The only battery box mod, aside from gutting out all the AA related stuff from the inside, is to grind this spot. This is where the wires exit the wrapping of the pack and the relief avoids pinching them.
Dropped in place.
Installed. There is a PVC piece added to prevent the pack from moving forward, and I have replaced the JST RCY with a Deans Ultra.
Everything crams in nicely. The battery box cover has had the ribs removed on the backside
Closed.
Internals. Wired with 16AWG teflon, full size micro, all standard stuff. You can also see the "vortex" muzzle device here
This feed guide is one of the defining features that separates this from "just a Stryfe". It is ~2mm sheet, and bonded to the underside of the old support area for the lockbolt/dart sensor that of course went in the trash.

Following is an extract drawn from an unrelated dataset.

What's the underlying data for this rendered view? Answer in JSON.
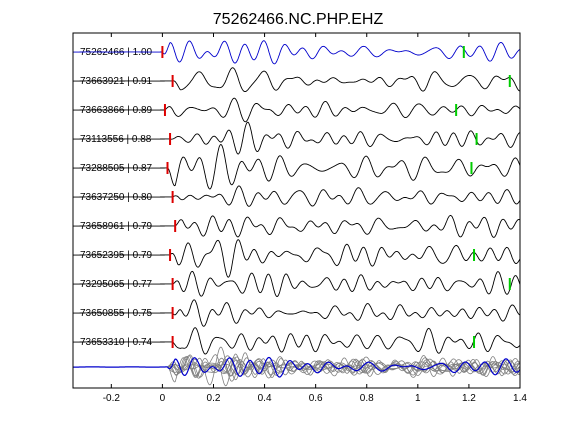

And this is what it does; support the top round in the mag and prevent it from working upward through the feed lips over time. This is going to be a sidearm, so this is a very necessary feature for reliability. It prevents malfunction clearance without dropping the mag and prevents toploading, but it allows trouble-free use of mags with very strong springs (like 6-rounders, which are what will be used in a pistol) over any period of time.
You can also see the spring feed guides installed in the cage. These are there to provide spring pressure to hold darts in the mag and avoid any remote chance of the dart working forward into the flywheels and locking them up.
With my primary.
Now I just have to wait for that holster to arrive.
I am happy with the results of this build (which are alright response and nominal velocities), but I don't like how loud and rough it is. It could use a set of better balanced flywheels (but definitely can't handle any more flywheel mass). These motors rev a bit too high in my opinion, and the battery is also too small and has too high an IR to get either optimal motor performance or optimal service life out of the battery. I still don't like flatpak lipo and I still don't like 130 motors.
However, in terms of a cheap power system ($5.10 battery, $3.58 motor set) that is available at present and fits into a pistol form factor, it is pretty damn good. It has a mean buzz and a nasty sting and it will sure get me out of more bad situations than a single-action revolver.